People have long been fascinated with the idea of psychopaths, with violent ‘psychopathic’ characters turning up time and again in books, television and film. However, whilst people with psychopathic characteristics may have an increased risk of violence, this is far from a defining feature. Instead, psychopathy is characterised by an extreme lack of empathy. Psychopaths may also be manipulative, charming and exploitative, and behave in an impulsive and risky manner. They may lack conscience or guilt, and refuse to accept responsibility for their actions. Psychopathy is one of the most well-known and well-studied personality disorders. But is there an underlying biological reason for psychopathy? And if so, can the disorder be cured?

Research has suggested that the areas of the brain involved in emotion processing, empathising and decision making – for example amygdala, insula and ventromedial prefrontal cortex – show reduced activity in people with psychopathic characteristics when they see other people in distress or try to learn consequences of their actions. The impaired functioning of these areas of the brain affects the ability of individuals with psychopathy to form associations between stimuli and consequences, such as hurting other people and the fear and distress others display as a consequence, or making a poor choice and receiving a punishment. Altogether, the reduced activity within these areas of the brain impairs responses to emotional stimuli and decision making. The key question is: do these differences in the brain make someone into a psychopath, or does their behaviour change the brain?
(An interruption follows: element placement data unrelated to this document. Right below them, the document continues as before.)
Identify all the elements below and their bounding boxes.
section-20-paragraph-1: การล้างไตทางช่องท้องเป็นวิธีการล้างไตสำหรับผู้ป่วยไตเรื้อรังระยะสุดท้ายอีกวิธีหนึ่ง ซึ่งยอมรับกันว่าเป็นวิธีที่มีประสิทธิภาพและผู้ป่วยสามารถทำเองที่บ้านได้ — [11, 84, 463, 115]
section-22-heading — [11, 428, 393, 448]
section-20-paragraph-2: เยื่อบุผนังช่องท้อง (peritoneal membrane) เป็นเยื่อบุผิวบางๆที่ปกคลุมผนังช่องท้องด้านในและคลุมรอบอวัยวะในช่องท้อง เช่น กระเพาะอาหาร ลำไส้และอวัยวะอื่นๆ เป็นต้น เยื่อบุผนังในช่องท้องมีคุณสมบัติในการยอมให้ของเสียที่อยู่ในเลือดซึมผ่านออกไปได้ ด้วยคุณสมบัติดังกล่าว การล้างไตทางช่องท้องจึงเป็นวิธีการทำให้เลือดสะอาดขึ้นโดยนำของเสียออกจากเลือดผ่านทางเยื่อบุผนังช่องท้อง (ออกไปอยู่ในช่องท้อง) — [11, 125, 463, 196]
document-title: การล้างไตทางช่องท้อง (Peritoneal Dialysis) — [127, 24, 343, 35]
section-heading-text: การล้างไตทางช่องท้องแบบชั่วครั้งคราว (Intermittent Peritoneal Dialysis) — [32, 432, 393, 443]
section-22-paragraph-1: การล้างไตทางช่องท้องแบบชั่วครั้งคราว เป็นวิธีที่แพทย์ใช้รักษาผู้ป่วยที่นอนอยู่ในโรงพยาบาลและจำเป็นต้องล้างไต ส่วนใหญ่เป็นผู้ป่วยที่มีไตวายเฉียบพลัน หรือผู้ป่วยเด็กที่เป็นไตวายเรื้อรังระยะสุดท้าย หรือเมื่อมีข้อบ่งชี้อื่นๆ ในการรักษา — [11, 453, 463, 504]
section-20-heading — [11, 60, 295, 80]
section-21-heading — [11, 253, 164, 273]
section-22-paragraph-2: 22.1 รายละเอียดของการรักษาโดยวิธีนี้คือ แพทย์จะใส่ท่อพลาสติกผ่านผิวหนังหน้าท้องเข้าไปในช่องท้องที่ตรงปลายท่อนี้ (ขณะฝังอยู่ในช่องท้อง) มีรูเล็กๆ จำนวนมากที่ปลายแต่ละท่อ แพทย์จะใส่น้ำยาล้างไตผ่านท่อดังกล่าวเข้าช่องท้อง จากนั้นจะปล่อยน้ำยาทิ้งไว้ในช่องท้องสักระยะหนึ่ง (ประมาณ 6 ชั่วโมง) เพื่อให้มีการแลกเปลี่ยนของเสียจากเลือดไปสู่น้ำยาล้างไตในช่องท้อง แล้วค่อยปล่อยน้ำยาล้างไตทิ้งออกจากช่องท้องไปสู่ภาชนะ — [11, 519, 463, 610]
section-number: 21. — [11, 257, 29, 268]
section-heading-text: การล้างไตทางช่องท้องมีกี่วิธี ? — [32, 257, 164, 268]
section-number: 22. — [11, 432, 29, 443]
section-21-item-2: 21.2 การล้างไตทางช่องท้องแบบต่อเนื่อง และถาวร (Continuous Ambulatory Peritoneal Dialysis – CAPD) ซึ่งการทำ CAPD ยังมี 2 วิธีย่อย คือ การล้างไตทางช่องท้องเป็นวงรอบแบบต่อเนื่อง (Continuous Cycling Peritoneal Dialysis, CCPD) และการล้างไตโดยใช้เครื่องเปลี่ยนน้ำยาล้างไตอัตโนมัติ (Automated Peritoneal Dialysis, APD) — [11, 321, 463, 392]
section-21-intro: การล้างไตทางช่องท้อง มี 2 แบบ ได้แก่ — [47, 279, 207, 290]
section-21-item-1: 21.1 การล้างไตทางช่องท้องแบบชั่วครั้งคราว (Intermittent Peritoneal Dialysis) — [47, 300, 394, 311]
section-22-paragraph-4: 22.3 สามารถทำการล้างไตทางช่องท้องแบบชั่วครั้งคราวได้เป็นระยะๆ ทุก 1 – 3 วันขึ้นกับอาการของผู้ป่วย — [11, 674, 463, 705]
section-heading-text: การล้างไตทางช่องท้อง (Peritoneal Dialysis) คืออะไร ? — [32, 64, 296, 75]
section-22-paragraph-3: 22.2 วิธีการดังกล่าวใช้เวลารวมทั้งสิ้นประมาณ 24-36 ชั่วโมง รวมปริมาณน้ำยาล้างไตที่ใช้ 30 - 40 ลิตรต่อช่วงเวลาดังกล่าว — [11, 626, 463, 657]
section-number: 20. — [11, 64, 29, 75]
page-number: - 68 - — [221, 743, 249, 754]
Children that show a lack of empathy, lack of guilt and have shallow emotions, defined as callous-unemotional traits, are at increased risk of developing psychopathy in adulthood. These children are more likely to display anti-social behaviour, such as bullying and aggression. They are less likely to respond to socially rewarding stimuli such as happy faces, and are also less likely to recognise a fearful expression. Adolescents with callous-unemotional traits may be more likely to enjoy being cruel than being kind. They are also less likely to form long-term friendships, as they may not experience enjoyment from these relationships. Twin and adoption studies can be used to investigate whether these behaviours are influenced more by someone’s genes or their environment. Identical twins share all of their DNA, whereas fraternal twins only share half their DNA (like other siblings). If a characteristic is more likely to be shared by identical twins than fraternal twins, this suggests that genetic influences are important in explaining individual differences on that characteristic. Adoption studies are also useful as the child shares no DNA with their adoptive parents, but their adoptive parents provide all their environment. This enables researchers to study the causal impact of parental input on behaviour. Twin and adoption studies have suggested that callous-unemotional traits in childhood have a genetic basis, and that anti-social behaviour coupled with callous-unemotional traits is more influenced by genes than anti-social behaviour alone. However, adoption findings strongly indicate that the genetic vulnerability is not a destiny, but can be counteracted by protective environmental influences.

There are many implications of the research into callous-unemotional traits and psychopathy. As we seek to better understand how these features develop and how people with these features see the world around them, we can better tailor interventions to suit individual needs. It is clear that intervening early in children with callous-unemotional traits could prevent psychopathy in adulthood, with all the psychological and social consequences.

Professor Essi Viding is a leader in this area of research and is the winner of the Royal Society Rosalind Franklin Award and Lecture 2017. On 19 October 2017 Professor Viding discussed how psychopathy arises and how it might be prevented in her lecture ‘Why do some people become psychopaths?’.